Бывало, что нас встречали только Верочка и сыновья. Иногда бывал дома и Георгий Николаевич, к моему четырехлетнему возрасту называвший меня инфантой Маргаритой. Мне объяснили, что я должна быть польщена сходством с испанской принцессой с портрета Веласкеса, репродукцию которого мне тотчас же показали. Я сдержала свой ужас (мне совсем не понравилось длинное, бледное, одутловатое личико маленькой инфанты), но я знала, что возражать невежливо, и молча терпела обиду, втайне боясь, что я и впрямь такая же противная, как девочка на картине. Поэтому когда примерно в тот же период красавица Верочка, подкрашивая губы, спросила меня, хочу ли я, когда вырасту, стать красивой или умной (только сейчас, во время написания этих строк, я подумала, что иногда эти два качества все же совместимы), то не только из скромности и хитрости, а вполне искренне боясь, что красивой мне не бывать, я ответила, что хочу быть умной. Сейчас я понимаю, что Юрочка, Георгий Николаевич, действительно считал меня изысканной и утонченной, подобной портретам Веласкеса, и можно было только гордиться подобным сравнением…

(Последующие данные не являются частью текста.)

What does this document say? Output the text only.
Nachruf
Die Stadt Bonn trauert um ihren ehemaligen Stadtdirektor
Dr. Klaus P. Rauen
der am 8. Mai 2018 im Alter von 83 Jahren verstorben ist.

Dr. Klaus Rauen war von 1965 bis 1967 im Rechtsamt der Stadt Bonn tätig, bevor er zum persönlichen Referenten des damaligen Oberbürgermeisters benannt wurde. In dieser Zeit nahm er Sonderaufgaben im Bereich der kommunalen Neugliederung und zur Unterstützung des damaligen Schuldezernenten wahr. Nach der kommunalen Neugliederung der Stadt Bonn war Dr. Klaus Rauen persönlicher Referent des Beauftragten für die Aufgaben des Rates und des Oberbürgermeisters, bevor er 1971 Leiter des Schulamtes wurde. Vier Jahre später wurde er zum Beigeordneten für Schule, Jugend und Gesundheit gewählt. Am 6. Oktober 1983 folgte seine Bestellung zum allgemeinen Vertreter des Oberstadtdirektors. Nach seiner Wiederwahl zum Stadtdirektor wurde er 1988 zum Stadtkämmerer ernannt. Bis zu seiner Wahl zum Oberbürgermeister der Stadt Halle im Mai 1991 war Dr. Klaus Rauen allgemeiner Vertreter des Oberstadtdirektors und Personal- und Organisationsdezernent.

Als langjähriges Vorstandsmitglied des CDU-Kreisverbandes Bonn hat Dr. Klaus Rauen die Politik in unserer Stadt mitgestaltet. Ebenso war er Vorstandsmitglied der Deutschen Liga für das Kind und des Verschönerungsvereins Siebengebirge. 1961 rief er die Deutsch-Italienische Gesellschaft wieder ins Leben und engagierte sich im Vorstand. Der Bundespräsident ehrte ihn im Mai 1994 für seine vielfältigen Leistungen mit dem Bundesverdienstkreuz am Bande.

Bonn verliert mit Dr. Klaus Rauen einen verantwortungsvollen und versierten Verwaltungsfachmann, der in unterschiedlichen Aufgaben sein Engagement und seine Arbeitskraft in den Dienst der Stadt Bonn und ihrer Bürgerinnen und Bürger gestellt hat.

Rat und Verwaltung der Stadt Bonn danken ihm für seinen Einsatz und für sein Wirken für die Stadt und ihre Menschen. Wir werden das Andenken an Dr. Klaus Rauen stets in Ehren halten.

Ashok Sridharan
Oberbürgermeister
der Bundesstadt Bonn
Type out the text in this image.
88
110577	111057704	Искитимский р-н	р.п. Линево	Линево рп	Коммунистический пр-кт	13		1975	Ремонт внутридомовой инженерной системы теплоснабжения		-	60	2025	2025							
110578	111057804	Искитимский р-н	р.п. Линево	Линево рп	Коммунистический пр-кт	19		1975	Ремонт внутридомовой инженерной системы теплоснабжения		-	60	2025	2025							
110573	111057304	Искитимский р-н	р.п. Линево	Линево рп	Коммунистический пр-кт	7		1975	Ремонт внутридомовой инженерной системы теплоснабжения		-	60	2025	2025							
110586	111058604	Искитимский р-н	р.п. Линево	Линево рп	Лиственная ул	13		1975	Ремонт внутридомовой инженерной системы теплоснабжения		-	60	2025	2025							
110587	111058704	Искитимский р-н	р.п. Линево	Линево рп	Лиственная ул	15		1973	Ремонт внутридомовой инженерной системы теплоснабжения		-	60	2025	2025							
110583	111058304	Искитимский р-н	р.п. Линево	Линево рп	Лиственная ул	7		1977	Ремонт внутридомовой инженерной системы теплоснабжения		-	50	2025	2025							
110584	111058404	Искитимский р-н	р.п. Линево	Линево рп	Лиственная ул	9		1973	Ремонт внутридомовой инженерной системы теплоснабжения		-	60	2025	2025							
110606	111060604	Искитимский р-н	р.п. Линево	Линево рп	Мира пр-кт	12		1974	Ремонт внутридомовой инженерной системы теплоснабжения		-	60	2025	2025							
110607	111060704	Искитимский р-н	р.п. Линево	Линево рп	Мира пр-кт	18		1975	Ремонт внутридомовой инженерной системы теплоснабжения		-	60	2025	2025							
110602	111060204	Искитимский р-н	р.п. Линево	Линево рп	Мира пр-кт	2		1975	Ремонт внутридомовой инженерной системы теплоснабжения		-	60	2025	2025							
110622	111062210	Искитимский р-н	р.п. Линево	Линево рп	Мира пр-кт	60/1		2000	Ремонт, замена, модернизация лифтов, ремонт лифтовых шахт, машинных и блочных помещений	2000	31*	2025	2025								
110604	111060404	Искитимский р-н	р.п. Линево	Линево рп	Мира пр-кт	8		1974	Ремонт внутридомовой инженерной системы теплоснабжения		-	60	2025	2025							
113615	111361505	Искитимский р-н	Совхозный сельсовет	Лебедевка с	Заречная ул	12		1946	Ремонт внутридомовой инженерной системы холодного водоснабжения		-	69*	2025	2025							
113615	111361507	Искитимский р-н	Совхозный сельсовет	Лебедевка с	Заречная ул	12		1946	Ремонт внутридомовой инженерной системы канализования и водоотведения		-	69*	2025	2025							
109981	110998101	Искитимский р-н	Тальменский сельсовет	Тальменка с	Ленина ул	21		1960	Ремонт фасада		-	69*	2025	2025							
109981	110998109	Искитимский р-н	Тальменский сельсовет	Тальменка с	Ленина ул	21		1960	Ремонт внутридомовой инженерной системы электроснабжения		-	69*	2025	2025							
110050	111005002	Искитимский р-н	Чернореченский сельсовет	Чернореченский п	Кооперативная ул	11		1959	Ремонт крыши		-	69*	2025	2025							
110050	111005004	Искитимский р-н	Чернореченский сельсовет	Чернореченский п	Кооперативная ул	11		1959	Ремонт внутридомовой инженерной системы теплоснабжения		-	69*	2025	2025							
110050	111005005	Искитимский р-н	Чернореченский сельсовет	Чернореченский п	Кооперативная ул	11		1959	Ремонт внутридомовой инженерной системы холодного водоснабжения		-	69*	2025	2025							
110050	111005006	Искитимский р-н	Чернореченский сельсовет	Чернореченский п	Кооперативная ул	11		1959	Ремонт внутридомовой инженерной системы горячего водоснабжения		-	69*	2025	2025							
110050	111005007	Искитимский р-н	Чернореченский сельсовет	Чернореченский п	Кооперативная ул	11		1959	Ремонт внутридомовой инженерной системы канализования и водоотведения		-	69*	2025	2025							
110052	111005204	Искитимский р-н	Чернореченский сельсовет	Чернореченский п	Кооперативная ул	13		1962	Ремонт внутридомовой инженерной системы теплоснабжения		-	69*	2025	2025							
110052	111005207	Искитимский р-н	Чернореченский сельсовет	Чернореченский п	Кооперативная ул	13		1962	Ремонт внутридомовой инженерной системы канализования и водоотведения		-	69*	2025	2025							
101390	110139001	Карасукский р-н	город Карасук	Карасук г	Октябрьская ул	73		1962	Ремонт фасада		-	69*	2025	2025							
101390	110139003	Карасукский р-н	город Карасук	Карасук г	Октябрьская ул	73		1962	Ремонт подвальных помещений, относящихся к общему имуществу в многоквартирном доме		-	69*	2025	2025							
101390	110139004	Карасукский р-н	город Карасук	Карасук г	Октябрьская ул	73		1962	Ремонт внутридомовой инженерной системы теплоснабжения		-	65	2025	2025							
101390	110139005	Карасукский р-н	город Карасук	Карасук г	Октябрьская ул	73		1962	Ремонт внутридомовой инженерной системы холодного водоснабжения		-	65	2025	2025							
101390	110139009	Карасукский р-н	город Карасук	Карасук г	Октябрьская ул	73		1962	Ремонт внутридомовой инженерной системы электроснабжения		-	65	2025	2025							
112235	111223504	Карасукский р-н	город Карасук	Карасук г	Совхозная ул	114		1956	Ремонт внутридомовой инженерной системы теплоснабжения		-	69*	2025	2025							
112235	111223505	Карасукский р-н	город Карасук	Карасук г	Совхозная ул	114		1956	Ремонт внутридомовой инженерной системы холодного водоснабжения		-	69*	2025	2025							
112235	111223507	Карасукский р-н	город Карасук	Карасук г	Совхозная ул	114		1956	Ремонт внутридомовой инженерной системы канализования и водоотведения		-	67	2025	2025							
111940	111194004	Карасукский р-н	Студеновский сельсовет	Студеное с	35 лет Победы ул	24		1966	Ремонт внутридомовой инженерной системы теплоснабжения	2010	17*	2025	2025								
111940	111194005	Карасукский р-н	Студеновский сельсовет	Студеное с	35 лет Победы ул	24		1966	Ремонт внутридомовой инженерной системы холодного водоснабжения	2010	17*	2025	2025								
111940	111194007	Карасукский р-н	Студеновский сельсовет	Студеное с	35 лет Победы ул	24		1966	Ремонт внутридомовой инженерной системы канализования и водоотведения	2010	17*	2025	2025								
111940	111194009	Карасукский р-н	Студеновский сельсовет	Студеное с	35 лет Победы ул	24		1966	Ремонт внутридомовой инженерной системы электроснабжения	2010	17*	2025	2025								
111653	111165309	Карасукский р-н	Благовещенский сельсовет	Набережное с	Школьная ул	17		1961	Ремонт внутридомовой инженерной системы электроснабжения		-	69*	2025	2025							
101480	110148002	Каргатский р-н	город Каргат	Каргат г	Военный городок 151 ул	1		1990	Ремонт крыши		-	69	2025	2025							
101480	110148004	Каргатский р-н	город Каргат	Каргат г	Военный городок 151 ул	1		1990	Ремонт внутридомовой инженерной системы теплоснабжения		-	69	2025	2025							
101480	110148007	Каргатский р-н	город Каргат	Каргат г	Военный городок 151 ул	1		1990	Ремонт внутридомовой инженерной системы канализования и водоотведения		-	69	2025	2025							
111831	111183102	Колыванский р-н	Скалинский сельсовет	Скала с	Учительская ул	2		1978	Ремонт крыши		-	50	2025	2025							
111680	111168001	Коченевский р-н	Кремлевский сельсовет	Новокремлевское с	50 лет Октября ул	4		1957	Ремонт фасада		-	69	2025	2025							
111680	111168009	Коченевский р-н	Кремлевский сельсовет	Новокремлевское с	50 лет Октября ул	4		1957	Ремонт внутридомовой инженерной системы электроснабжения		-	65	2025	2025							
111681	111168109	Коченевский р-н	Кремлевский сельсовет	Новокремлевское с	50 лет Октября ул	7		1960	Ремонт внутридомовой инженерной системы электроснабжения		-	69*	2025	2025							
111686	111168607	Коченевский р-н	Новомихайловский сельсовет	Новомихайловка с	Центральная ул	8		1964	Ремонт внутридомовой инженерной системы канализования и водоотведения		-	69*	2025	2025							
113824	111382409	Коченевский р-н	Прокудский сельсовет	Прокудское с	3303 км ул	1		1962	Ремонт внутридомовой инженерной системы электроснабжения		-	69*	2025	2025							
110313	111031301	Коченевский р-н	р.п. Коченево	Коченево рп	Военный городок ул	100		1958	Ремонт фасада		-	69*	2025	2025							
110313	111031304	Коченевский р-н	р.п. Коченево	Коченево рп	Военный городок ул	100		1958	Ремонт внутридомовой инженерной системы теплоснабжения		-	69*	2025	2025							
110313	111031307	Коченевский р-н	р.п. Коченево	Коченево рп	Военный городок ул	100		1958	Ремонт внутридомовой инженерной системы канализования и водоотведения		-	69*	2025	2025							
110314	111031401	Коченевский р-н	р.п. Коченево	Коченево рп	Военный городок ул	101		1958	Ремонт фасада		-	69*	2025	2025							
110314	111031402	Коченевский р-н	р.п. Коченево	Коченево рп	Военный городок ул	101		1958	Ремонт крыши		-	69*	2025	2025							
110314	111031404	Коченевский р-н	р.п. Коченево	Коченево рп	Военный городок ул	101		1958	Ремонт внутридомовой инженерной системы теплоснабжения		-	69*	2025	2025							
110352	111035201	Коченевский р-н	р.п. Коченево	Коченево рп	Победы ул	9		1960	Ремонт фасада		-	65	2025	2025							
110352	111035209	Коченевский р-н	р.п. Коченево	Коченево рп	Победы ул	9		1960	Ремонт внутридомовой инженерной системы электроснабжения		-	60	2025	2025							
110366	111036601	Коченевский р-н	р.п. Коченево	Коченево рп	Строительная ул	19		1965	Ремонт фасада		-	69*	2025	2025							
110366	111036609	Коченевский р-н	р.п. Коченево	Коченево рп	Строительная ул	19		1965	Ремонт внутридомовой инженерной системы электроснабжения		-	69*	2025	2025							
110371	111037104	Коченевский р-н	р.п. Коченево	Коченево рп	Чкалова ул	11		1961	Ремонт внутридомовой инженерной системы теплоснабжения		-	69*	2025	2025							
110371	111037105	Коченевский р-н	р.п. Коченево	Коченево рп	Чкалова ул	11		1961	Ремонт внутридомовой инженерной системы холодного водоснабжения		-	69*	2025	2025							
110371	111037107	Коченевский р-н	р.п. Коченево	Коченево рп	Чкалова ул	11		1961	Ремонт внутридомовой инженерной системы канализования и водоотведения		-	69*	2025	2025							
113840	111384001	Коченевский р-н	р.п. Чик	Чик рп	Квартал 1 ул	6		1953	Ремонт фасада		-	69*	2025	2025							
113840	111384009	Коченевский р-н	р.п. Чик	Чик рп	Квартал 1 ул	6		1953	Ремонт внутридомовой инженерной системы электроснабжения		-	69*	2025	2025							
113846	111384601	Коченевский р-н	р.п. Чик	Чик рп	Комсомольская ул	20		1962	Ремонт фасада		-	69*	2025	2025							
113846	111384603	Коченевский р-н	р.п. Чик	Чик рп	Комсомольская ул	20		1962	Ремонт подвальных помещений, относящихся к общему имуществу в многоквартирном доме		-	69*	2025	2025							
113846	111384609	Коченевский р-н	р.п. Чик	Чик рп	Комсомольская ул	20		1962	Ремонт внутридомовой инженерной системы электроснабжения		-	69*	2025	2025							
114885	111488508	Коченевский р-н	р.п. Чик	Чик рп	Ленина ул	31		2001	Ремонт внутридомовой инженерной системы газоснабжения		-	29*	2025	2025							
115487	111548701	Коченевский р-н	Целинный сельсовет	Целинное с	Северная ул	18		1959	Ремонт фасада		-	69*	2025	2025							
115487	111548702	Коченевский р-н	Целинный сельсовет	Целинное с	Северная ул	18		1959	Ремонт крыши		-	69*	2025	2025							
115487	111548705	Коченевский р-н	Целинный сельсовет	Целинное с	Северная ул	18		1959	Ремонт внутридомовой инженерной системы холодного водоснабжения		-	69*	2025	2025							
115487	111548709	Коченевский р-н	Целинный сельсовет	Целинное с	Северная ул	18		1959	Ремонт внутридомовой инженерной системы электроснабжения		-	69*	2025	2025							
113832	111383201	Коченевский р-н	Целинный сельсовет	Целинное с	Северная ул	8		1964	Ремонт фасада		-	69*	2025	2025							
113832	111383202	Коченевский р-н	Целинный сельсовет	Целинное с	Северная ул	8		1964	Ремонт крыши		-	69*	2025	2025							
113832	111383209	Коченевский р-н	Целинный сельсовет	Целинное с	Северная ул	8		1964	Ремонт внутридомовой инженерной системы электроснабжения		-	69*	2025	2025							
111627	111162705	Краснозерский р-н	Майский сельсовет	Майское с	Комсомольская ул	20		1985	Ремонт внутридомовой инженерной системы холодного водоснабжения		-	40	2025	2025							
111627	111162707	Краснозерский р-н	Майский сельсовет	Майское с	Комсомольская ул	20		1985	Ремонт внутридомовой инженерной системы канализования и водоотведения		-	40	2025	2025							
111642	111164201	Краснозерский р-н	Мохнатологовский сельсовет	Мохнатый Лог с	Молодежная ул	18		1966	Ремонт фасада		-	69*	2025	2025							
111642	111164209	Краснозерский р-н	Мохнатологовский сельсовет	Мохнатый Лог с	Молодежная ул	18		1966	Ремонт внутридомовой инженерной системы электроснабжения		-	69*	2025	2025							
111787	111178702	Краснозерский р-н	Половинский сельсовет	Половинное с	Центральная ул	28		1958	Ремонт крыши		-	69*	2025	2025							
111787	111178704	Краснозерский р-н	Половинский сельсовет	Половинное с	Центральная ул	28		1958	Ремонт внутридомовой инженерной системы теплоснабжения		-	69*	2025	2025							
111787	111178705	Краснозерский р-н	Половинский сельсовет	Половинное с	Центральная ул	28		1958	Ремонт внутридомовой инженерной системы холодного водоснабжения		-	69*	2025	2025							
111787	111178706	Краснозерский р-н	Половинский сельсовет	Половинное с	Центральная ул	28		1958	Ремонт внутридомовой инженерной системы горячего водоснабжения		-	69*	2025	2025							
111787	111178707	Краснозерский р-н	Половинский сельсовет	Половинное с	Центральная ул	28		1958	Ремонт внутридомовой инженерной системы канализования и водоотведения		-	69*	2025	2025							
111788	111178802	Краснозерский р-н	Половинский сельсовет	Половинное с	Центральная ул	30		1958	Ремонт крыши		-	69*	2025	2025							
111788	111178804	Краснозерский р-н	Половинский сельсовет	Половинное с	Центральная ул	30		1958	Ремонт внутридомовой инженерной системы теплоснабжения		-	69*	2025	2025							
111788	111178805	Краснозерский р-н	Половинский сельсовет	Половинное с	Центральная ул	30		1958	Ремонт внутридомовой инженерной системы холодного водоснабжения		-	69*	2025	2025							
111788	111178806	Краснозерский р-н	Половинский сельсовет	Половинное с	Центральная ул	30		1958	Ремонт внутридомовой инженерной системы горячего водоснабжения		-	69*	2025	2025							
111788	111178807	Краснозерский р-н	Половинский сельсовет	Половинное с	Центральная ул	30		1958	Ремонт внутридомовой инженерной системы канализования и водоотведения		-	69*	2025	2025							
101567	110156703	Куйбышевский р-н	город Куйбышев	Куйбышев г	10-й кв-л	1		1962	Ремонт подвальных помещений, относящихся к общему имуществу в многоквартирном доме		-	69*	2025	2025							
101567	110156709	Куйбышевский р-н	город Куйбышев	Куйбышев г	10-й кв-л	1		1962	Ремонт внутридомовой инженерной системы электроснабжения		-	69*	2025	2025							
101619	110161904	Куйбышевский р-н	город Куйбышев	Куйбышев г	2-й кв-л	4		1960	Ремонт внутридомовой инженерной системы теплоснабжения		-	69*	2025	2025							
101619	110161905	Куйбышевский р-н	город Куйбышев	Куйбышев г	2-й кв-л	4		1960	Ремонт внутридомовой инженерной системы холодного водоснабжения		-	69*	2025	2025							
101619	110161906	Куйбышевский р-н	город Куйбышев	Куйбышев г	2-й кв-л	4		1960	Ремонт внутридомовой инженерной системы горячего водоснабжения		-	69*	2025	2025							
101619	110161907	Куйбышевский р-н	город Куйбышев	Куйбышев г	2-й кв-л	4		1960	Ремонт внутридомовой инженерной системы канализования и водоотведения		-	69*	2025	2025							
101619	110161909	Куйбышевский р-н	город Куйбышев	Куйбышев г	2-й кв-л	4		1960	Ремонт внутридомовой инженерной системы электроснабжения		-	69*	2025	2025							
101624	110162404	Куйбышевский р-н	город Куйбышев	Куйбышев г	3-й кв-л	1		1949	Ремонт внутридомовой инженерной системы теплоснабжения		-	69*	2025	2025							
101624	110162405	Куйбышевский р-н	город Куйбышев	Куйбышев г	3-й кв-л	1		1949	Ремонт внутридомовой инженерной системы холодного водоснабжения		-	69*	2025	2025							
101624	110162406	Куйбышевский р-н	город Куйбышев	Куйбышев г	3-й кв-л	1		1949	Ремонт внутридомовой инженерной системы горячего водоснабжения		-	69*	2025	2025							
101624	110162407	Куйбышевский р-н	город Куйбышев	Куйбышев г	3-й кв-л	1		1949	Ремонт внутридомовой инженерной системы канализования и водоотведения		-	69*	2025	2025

А Лерик… Он всегда был для меня, да и для всех, кто его видел, красив безоговорочно. Мне нравилось, как он говорит, смотрит, смеется. И, зная от папы, что Лерик рисует лучше всех на свете, я и сама видела, как одним взмахом кисти, карандаша, пера он оживлял и крадущегося тигра, и грациозного козлика, скачущего по горной тропе. А кошки были на его рисунках не просто живыми — они обладали разными, не объяснимыми словами многограннейшими характерами…
Братья часто рисовали меня. Я не нравилась себе на этих рисунках, но легкость линий, скорость, с которой схватывался любой характер, любой образ изумляли тем более, что вокруг рисовали все. Рисовала я сама, почти непрерывно, ежедневно, и если не стала ничем и никем в этой области, то, может быть, именно потому, что любой замысел осуществлялся легко и мгновенно. И всегда меня хвалили. Хвалили за мои рисунки отец, братья, Георгий Николаевич. Я не понимала, куда и зачем расти, казавшись себе вполне законченным художником лет в шесть, хотя не обладала ни папиной бесконечной фантазией, ни безупречной отточенностью линии рисунка моих братьев, ни, тем более, даже азами школьной, академической грамоты. Самое же главное — не обладала тем трудолюбием и вдохновением, которое позволило моим братьям бесконечно совершенствовать свое мастерство, а моему отцу до конца дней оставаться ребенком, удивляющемуся каждой травинке, каждому проснувшемуся по весне мотыльку, любому ежедневному чуду — чуду жизни.
Помню, как Лерик, уже поступивший в Московское художественное училище, лепил мой портрет в мастерской на Гулярной улице. Портрет, к сожалению, не сохранился: его не удалось отлить ни в бронзе, ни даже в гипсе, — но я помню себя позирующей и тот образ, который оживал под виртуозными пальцами юноши, сложенного как античный бог, с ярким, проницательным взором из-под длинных мохнатых ресниц. Мне было восемь или девять лет. Я давно уже любила и воспринимала все красивое. Так, самым красивым в часы утомительного сидения на модельном круге была не я, не скульптура, пробретавшая все более и более индивидуальные, неповторимые очертания, а мастер — молодой бог, мой кузен, полный вдохновения и той радости, которую может дать только чудо слияния художника и произведения. Только ТВОРЧЕСТВО.